A survey of schools identified the impact of the budget on GBA members

GRAMMAR schools lost 50 staff due to budget cuts last year and are warning of further redundancies unless more money is found.

The Governing Bodies Association (GBA), which represents 50 voluntary grammar schools, said it welcomed a Westminster inquiry into education funding in the north.

It has been warned that the education system is facing a £350 million funding gap by 2019/20. Since 2011, it is estimated that there has been a reduction in the education budget of around £200m in real terms.

Many schools are struggling to stay in the black. They have been warned to urgently review their budgets and make "difficult decisions".

Almost 1,500 classroom staff have left their posts in the last four years, across all sectors. The number of teachers leaving schools is more than 150 a year while a significant proportion of support staff have also been made redundant.
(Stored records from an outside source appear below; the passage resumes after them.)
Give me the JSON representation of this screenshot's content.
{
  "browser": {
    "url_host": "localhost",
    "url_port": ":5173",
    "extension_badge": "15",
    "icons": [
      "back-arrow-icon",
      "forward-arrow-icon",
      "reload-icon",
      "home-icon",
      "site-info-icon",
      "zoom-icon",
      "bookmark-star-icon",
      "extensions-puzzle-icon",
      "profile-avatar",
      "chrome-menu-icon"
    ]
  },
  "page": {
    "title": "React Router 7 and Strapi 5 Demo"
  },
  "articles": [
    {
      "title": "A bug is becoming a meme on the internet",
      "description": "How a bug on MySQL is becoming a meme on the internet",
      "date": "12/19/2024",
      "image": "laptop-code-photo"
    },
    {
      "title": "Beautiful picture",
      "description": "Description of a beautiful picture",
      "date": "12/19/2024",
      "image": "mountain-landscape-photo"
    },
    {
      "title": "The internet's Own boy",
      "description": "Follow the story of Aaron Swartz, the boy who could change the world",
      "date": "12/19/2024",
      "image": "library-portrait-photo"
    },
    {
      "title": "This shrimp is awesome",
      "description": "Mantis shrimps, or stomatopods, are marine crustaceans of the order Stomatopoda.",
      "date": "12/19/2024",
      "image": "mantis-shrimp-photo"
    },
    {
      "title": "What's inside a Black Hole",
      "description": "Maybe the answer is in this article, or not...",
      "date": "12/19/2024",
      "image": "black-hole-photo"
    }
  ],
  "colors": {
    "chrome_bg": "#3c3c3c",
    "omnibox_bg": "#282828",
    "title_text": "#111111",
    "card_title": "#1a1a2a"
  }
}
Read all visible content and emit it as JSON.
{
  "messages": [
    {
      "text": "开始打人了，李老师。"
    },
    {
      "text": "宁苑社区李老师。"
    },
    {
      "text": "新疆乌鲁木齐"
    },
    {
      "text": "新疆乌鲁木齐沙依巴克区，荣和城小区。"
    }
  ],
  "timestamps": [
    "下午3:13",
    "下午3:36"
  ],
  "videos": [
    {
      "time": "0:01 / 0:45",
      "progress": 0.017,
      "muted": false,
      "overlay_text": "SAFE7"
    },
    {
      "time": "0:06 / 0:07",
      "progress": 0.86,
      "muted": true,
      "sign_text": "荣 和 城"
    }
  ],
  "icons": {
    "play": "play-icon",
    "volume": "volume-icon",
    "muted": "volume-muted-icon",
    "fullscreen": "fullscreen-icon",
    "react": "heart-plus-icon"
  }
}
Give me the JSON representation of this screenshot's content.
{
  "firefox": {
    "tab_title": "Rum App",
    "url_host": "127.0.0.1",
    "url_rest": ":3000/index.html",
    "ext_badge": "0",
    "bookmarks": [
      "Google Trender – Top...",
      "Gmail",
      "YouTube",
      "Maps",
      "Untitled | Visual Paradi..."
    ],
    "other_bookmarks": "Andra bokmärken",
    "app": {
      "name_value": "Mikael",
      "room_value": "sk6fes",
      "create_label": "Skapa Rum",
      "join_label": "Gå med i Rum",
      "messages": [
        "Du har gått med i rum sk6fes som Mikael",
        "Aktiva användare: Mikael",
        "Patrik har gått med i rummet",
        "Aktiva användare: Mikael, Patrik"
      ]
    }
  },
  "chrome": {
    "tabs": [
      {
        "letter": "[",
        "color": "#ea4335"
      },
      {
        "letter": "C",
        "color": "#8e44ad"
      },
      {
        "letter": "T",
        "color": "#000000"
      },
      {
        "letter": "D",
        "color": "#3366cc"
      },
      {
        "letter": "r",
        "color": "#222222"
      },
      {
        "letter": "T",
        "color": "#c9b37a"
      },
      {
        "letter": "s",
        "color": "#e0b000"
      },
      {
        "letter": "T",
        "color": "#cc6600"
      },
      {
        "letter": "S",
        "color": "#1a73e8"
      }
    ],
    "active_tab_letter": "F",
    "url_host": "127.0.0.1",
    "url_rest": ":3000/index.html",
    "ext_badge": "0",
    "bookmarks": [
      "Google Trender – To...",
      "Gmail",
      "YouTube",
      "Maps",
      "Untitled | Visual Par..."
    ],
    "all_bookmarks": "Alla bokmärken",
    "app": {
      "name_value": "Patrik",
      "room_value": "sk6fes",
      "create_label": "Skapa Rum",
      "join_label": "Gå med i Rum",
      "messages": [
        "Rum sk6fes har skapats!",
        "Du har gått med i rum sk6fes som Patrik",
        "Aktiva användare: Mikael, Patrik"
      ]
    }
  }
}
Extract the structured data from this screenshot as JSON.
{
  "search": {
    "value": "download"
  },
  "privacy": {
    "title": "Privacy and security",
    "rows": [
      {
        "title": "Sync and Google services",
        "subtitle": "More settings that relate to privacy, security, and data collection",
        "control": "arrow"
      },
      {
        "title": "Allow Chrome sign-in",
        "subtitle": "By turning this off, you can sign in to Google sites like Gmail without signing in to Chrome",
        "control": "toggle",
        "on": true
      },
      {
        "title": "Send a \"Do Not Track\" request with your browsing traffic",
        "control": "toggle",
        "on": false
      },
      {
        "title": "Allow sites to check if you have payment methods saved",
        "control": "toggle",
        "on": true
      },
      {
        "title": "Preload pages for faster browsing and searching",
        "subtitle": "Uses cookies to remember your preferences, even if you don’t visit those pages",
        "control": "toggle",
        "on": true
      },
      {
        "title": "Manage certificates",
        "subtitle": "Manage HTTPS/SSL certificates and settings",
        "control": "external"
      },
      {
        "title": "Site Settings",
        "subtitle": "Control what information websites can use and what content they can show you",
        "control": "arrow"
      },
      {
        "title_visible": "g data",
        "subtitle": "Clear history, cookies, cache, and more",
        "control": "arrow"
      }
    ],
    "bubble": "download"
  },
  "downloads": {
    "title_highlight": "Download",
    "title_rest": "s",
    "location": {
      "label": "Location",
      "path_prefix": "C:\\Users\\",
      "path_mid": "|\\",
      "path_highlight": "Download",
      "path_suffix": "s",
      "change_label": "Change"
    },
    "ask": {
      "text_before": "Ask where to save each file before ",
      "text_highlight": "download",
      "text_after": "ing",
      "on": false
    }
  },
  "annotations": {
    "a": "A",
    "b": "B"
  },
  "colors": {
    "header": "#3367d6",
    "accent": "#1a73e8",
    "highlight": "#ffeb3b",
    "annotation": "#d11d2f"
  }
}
Now, the GBA has welcomed an inquiry by the Northern Ireland Affairs Committee at Westminster. It is examining whether the levels of funding allocated to education in the Northern Ireland budget are sufficient to meet the challenges facing the sector. Formal evidence sessions are expected to take place when Parliament returns in the autumn.

The GBA said it was aware of the financial pressures facing schools and recognised the need for an inquiry into the levels of funding being offered.

A survey of schools identified the impact of the budget on GBA members. It showed 70 per cent had operated at a deficit for 2017/18. As a consequence of these budgetary pressures there have been 50 teaching and non-teaching redundancies with further redundancies likely if budget pressures are not alleviated, the group said.

"Our schools have experienced real term cuts to education budgets. At the same time, they are facing rising employer costs and inflationary pressures," said GBA chairman Terry McDaid.

"In addition, a number of schools have to pay an apprenticeship levy and almost all schools have to meet further costs associated with changes in minibus requirements.

"This inquiry is held at a crucial time for education and for our member schools who have suffered cuts to their budgets. For the past 18 months there has been no executive or assembly to scrutinise education funding. As a result, it is now time to look at how front-line education is currently being funded and how it should be resourced going forward."